The procedure for collecting profile data in the three operator calling scenarios (kernel launch, single-operator API call, and PyTorch framework) is basically the same. This example uses the kernel launch scenario as an example.

Prerequisites

  • You have obtained the sample project from the link, and prepared for onboard operator simulation tuning.
    • This example project does not support Atlas A3 Training Series Product .
    • When downloading the code sample, run the following command to specify the branch version:
      git clone https://gitee.com/ascend/samples.git -b master
  • Environment variables have been configured as instructed in Before You Start.

Procedure

  1. Prepare for operator compilation according to the sample project description and by following the instructions provided in "Directly Debugging a Kernel Based on a Sample Project" in Ascend C Operator Development Guide.
  2. Build a single-operator executable file.

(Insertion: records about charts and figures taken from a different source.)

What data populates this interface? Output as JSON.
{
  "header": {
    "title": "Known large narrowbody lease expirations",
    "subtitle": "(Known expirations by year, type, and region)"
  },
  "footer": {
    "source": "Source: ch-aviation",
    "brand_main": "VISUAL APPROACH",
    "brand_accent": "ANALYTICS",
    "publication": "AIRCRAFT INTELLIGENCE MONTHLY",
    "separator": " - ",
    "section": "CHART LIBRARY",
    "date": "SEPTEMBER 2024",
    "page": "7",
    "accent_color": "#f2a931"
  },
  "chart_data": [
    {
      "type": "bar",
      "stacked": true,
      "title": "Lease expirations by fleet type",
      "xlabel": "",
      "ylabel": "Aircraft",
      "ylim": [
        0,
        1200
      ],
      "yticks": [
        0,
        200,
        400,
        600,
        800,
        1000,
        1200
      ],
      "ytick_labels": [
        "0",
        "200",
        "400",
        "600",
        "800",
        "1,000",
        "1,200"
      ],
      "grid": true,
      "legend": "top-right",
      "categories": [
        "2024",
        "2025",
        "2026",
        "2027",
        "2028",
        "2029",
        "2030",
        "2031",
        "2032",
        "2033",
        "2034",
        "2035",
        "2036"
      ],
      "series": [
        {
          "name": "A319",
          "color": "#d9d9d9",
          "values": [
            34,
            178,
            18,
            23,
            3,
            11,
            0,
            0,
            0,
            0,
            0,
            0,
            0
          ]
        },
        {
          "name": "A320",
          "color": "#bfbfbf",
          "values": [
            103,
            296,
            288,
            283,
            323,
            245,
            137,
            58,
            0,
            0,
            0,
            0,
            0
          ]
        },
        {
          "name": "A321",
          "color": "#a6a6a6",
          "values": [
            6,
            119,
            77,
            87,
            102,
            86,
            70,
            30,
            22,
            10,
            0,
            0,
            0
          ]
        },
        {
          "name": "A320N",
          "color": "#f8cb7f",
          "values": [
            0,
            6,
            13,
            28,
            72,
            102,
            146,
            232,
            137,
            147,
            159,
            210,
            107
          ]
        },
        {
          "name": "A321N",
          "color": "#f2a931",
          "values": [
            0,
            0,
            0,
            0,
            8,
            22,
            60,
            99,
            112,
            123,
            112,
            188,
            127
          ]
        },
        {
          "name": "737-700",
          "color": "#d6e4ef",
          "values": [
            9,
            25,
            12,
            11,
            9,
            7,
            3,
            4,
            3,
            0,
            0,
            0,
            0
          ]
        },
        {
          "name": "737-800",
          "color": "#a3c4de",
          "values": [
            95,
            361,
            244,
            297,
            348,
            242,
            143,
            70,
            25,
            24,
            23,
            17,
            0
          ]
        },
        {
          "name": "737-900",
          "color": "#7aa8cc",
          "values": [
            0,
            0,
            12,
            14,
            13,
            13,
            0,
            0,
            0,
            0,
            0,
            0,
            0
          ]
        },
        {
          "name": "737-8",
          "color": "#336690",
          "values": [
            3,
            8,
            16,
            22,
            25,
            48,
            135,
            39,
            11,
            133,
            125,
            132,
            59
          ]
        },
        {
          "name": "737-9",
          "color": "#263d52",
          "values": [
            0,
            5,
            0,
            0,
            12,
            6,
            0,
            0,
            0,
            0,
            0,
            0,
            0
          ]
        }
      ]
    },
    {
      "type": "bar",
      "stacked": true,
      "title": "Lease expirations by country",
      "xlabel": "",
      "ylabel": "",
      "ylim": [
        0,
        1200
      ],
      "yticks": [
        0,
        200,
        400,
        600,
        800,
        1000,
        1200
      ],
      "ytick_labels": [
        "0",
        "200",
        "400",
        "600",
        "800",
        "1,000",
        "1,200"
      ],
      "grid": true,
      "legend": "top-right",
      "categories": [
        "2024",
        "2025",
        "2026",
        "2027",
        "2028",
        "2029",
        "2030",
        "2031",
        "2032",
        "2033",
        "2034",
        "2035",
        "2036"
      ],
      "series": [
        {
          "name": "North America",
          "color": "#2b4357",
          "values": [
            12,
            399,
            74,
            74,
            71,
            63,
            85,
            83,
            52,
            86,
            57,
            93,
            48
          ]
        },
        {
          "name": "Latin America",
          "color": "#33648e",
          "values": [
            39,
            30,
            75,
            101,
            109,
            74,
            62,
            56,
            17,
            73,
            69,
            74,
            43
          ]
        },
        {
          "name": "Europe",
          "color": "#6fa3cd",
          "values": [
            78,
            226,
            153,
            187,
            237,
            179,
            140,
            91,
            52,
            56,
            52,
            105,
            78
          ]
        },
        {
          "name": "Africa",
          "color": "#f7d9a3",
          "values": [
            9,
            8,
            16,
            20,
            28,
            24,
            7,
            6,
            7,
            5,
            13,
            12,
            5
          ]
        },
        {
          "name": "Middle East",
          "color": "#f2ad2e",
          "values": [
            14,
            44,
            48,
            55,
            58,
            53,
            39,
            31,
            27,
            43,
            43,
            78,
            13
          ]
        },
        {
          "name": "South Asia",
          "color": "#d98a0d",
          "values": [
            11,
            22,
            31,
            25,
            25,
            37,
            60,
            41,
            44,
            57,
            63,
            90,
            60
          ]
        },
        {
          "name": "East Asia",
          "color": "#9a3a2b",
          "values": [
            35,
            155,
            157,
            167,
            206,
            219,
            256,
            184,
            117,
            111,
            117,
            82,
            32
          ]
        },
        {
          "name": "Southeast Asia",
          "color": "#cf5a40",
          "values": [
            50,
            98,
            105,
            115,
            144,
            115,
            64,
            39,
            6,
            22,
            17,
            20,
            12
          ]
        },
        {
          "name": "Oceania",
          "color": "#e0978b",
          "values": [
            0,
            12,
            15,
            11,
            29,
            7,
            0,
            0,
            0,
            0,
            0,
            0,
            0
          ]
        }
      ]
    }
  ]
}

    The following uses the Add operator as an example. In the ${git_clone_path}/samples/operator/ascendc/0_introduction/3_add_kernellaunch/AddKernelInvocationNeo directory of the sample project, run the following command to build an executable file:

    bash run.sh -r npu -v <soc_version> # Operator running on the Ascend device
    bash run.sh -r sim -v <soc_version> # Operator running on the simulator

    After the one-click script building and running is complete, the NPU-side executable file ascendc_kernels_bbit is generated in the project directory.

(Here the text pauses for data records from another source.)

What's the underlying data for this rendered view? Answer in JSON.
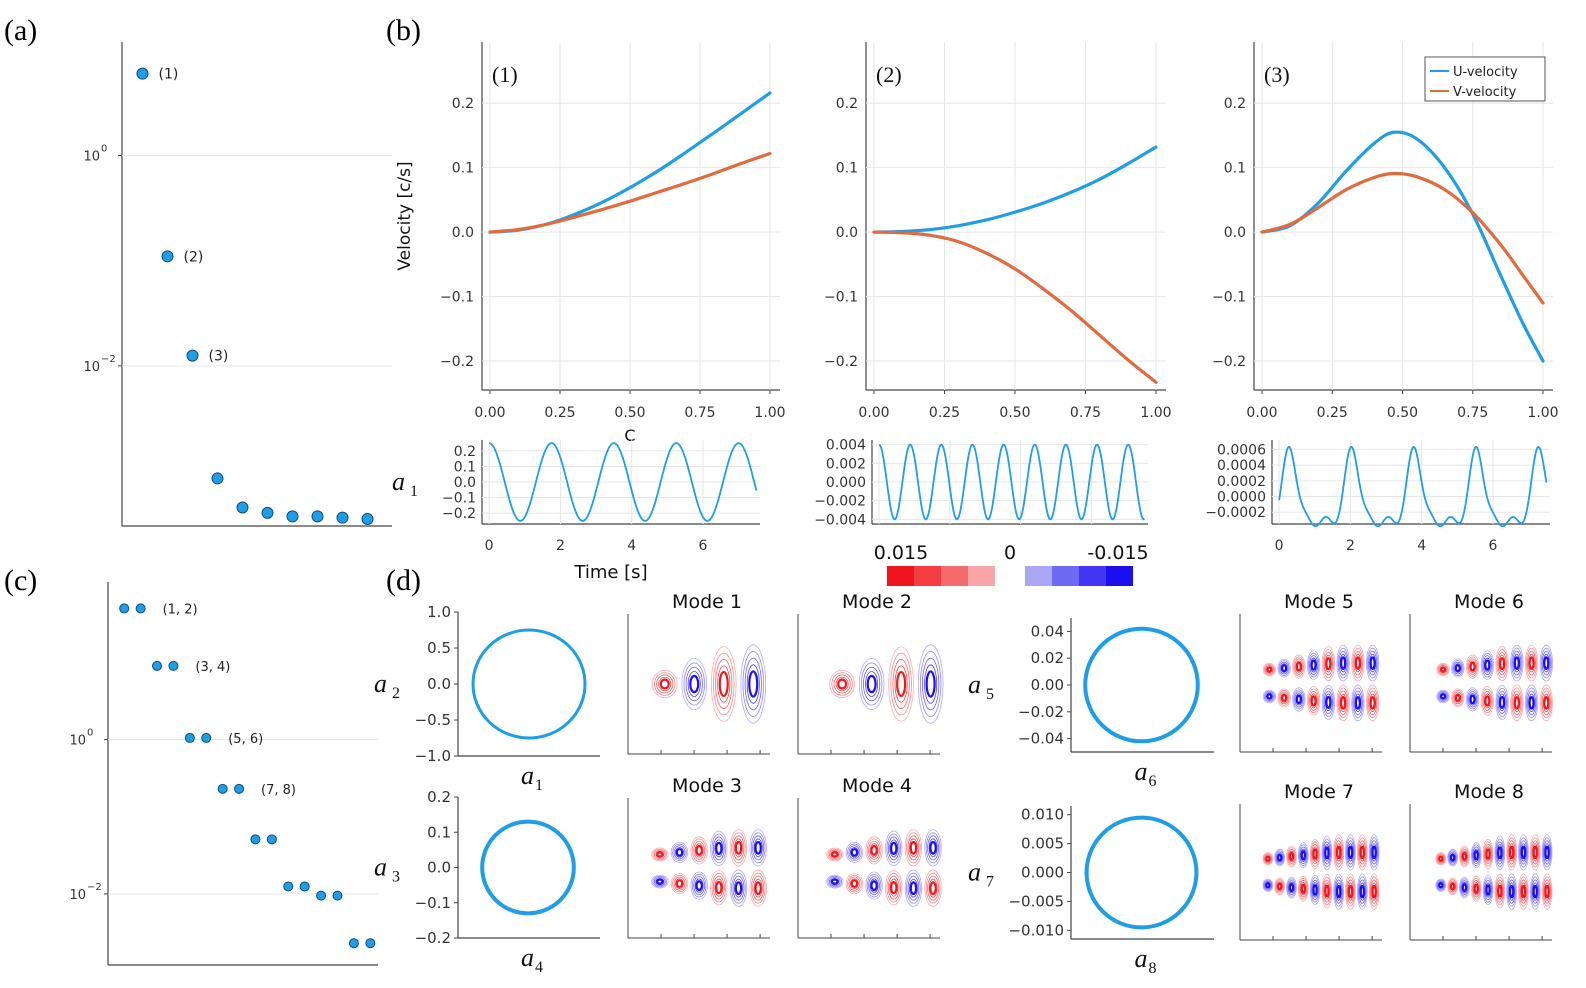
{
  "panel_labels": {
    "a": "(a)",
    "b": "(b)",
    "c": "(c)",
    "d": "(d)"
  },
  "colors": {
    "u": "#1f9ee8",
    "v": "#e26a3f",
    "pos": "#f0161d",
    "neg": "#1d0ef0"
  },
  "chart_data": [
    {
      "id": "a",
      "type": "scatter",
      "scale": "log",
      "title": "",
      "xlabel": "",
      "ylabel": "",
      "ylim": [
        0.0003,
        12
      ],
      "y_ticks": [
        {
          "v": 1,
          "base": "10",
          "exp": "0"
        },
        {
          "v": 0.01,
          "base": "10",
          "exp": "−2"
        }
      ],
      "values": [
        6.0,
        0.11,
        0.0125,
        0.00085,
        0.00045,
        0.0004,
        0.00037,
        0.00037,
        0.00036,
        0.00035
      ],
      "labels": [
        "(1)",
        "(2)",
        "(3)",
        "",
        "",
        "",
        "",
        "",
        "",
        ""
      ]
    },
    {
      "id": "c",
      "type": "scatter",
      "scale": "log",
      "title": "",
      "xlabel": "",
      "ylabel": "",
      "ylim": [
        0.0012,
        110
      ],
      "y_ticks": [
        {
          "v": 1,
          "base": "10",
          "exp": "0"
        },
        {
          "v": 0.01,
          "base": "10",
          "exp": "−2"
        }
      ],
      "values": [
        50,
        50,
        9,
        9,
        1.05,
        1.05,
        0.23,
        0.23,
        0.051,
        0.051,
        0.0125,
        0.0125,
        0.0095,
        0.0095,
        0.0023,
        0.0023
      ],
      "pair_labels": [
        "(1, 2)",
        "(3, 4)",
        "(5, 6)",
        "(7, 8)",
        "",
        "",
        "",
        ""
      ]
    },
    {
      "id": "b1",
      "type": "line",
      "title": "(1)",
      "xlabel": "C",
      "ylabel": "Velocity [c/s]",
      "xlim": [
        0,
        1
      ],
      "ylim": [
        -0.245,
        0.295
      ],
      "x_ticks": [
        "0.00",
        "0.25",
        "0.50",
        "0.75",
        "1.00"
      ],
      "y_ticks": [
        "0.2",
        "0.1",
        "0.0",
        "−0.1",
        "−0.2"
      ],
      "x": [
        0,
        0.1,
        0.2,
        0.3,
        0.4,
        0.5,
        0.6,
        0.7,
        0.8,
        0.9,
        1.0
      ],
      "series": [
        {
          "name": "U-velocity",
          "values": [
            0,
            0.003,
            0.012,
            0.027,
            0.046,
            0.069,
            0.095,
            0.124,
            0.154,
            0.185,
            0.216
          ]
        },
        {
          "name": "V-velocity",
          "values": [
            0,
            0.004,
            0.012,
            0.023,
            0.035,
            0.048,
            0.062,
            0.076,
            0.091,
            0.107,
            0.122
          ]
        }
      ]
    },
    {
      "id": "b2",
      "type": "line",
      "title": "(2)",
      "xlabel": "",
      "ylabel": "",
      "xlim": [
        0,
        1
      ],
      "ylim": [
        -0.245,
        0.295
      ],
      "x_ticks": [
        "0.00",
        "0.25",
        "0.50",
        "0.75",
        "1.00"
      ],
      "y_ticks": [
        "0.2",
        "0.1",
        "0.0",
        "−0.1",
        "−0.2"
      ],
      "x": [
        0,
        0.1,
        0.2,
        0.3,
        0.4,
        0.5,
        0.6,
        0.7,
        0.8,
        0.9,
        1.0
      ],
      "series": [
        {
          "name": "U-velocity",
          "values": [
            0,
            0.001,
            0.004,
            0.01,
            0.019,
            0.031,
            0.045,
            0.062,
            0.082,
            0.106,
            0.132
          ]
        },
        {
          "name": "V-velocity",
          "values": [
            0,
            -0.001,
            -0.005,
            -0.015,
            -0.033,
            -0.057,
            -0.088,
            -0.122,
            -0.16,
            -0.198,
            -0.233
          ]
        }
      ]
    },
    {
      "id": "b3",
      "type": "line",
      "title": "(3)",
      "xlabel": "",
      "ylabel": "",
      "xlim": [
        0,
        1
      ],
      "ylim": [
        -0.245,
        0.295
      ],
      "x_ticks": [
        "0.00",
        "0.25",
        "0.50",
        "0.75",
        "1.00"
      ],
      "y_ticks": [
        "0.2",
        "0.1",
        "0.0",
        "−0.1",
        "−0.2"
      ],
      "legend": "top-right",
      "x": [
        0,
        0.1,
        0.2,
        0.3,
        0.4,
        0.47,
        0.55,
        0.65,
        0.75,
        0.85,
        0.93,
        1.0
      ],
      "series": [
        {
          "name": "U-velocity",
          "values": [
            0,
            0.01,
            0.045,
            0.095,
            0.138,
            0.155,
            0.145,
            0.1,
            0.028,
            -0.068,
            -0.143,
            -0.2
          ]
        },
        {
          "name": "V-velocity",
          "values": [
            0,
            0.012,
            0.038,
            0.066,
            0.085,
            0.091,
            0.086,
            0.066,
            0.03,
            -0.02,
            -0.068,
            -0.11
          ]
        }
      ]
    },
    {
      "id": "ts1",
      "type": "line",
      "xlabel": "Time [s]",
      "ylabel": "a",
      "ylabel_sub": "1",
      "xlim": [
        -0.2,
        7.6
      ],
      "ylim": [
        -0.27,
        0.27
      ],
      "x_ticks": [
        0,
        2,
        4,
        6
      ],
      "y_ticks": [
        "0.2",
        "0.1",
        "0.0",
        "−0.1",
        "−0.2"
      ],
      "y_tick_values": [
        0.2,
        0.1,
        0,
        -0.1,
        -0.2
      ],
      "wave": {
        "kind": "sine",
        "amplitude": 0.25,
        "period": 1.75,
        "t_max": 7.5,
        "phase": 1.5708
      }
    },
    {
      "id": "ts2",
      "type": "line",
      "xlabel": "",
      "ylabel": "",
      "xlim": [
        -0.2,
        7.6
      ],
      "ylim": [
        -0.0045,
        0.0045
      ],
      "x_ticks": [],
      "y_ticks": [
        "0.004",
        "0.002",
        "0.000",
        "−0.002",
        "−0.004"
      ],
      "y_tick_values": [
        0.004,
        0.002,
        0,
        -0.002,
        -0.004
      ],
      "wave": {
        "kind": "sine",
        "amplitude": 0.004,
        "period": 0.88,
        "t_max": 7.5,
        "phase": 1.5708
      }
    },
    {
      "id": "ts3",
      "type": "line",
      "xlabel": "",
      "ylabel": "",
      "xlim": [
        -0.2,
        7.6
      ],
      "ylim": [
        -0.00035,
        0.00072
      ],
      "x_ticks": [
        0,
        2,
        4,
        6
      ],
      "y_ticks": [
        "0.0006",
        "0.0004",
        "0.0002",
        "0.0000",
        "−0.0002"
      ],
      "y_tick_values": [
        0.0006,
        0.0004,
        0.0002,
        0,
        -0.0002
      ],
      "wave": {
        "kind": "pulse",
        "amplitude": 0.00095,
        "offset": -0.00032,
        "period": 1.75,
        "t_max": 7.5,
        "phase": 0.3
      }
    },
    {
      "id": "phase",
      "type": "phase-portrait",
      "plots": [
        {
          "name": "a1-a2",
          "xlabel": "a",
          "xsub": "1",
          "ylabel": "a",
          "ysub": "2",
          "radius": 0.75,
          "ylim": [
            -1.0,
            1.0
          ],
          "y_ticks": [
            "1.0",
            "0.5",
            "0.0",
            "−0.5",
            "−1.0"
          ],
          "y_tick_values": [
            1.0,
            0.5,
            0,
            -0.5,
            -1.0
          ]
        },
        {
          "name": "a4-a3",
          "xlabel": "a",
          "xsub": "4",
          "ylabel": "a",
          "ysub": "3",
          "radius": 0.13,
          "ylim": [
            -0.2,
            0.2
          ],
          "y_ticks": [
            "0.2",
            "0.1",
            "0.0",
            "−0.1",
            "−0.2"
          ],
          "y_tick_values": [
            0.2,
            0.1,
            0,
            -0.1,
            -0.2
          ]
        },
        {
          "name": "a6-a5",
          "xlabel": "a",
          "xsub": "6",
          "ylabel": "a",
          "ysub": "5",
          "radius": 0.042,
          "ylim": [
            -0.05,
            0.05
          ],
          "y_ticks": [
            "0.04",
            "0.02",
            "0.00",
            "−0.02",
            "−0.04"
          ],
          "y_tick_values": [
            0.04,
            0.02,
            0,
            -0.02,
            -0.04
          ]
        },
        {
          "name": "a8-a7",
          "xlabel": "a",
          "xsub": "8",
          "ylabel": "a",
          "ysub": "7",
          "radius": 0.0095,
          "ylim": [
            -0.0115,
            0.0115
          ],
          "y_ticks": [
            "0.010",
            "0.005",
            "0.000",
            "−0.005",
            "−0.010"
          ],
          "y_tick_values": [
            0.01,
            0.005,
            0,
            -0.005,
            -0.01
          ]
        }
      ]
    }
  ],
  "colorbar": {
    "left_label": "0.015",
    "mid_label": "0",
    "right_label": "-0.015",
    "reds": [
      "#f0161d",
      "#f23d42",
      "#f46a6d",
      "#f8a5a7"
    ],
    "blues": [
      "#a9a6f3",
      "#6f68f2",
      "#4437f1",
      "#1d0ef0"
    ]
  },
  "modes": [
    "Mode 1",
    "Mode 2",
    "Mode 3",
    "Mode 4",
    "Mode 5",
    "Mode 6",
    "Mode 7",
    "Mode 8"
  ]
}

    • The executable file name (ascendc_kernels_bbit) in this example is only an example. Use the actual compiled script in the current project.
    • Run the npu-smi info command on the server where the Ascend AI Processor is installed to obtain the Chip Name information. The actual value is AscendChip Name. For example, if Chip Name is xxxyy, the actual value is Ascendxxxyy.
  3. Import environment variables.
    export LD_LIBRARY_PATH=${git_clone_path}/samples/operator/ascendc/0_introduction/3_add_kernellaunch/AddKernelInvocationNeo/out/lib/:$LD_LIBRARY_PATH
  4. Collect operator profile data.

    For operators running on an Ascend device, run the following command to collect the msprof op profile data and refined tuning data:

    msprof op ascendc_kernels_bbit

    For operators running on the simulator, run the following command to collect the msprof op simulator profile data, pipeline data, and heatmap data:

    msprof op simulator --soc-version=Ascendxxxyy ascendc_kernels_bbit  // xxxyy indicates the type of the processor used by the user.
  5. View the operator profile data. For details, see Tool Usage.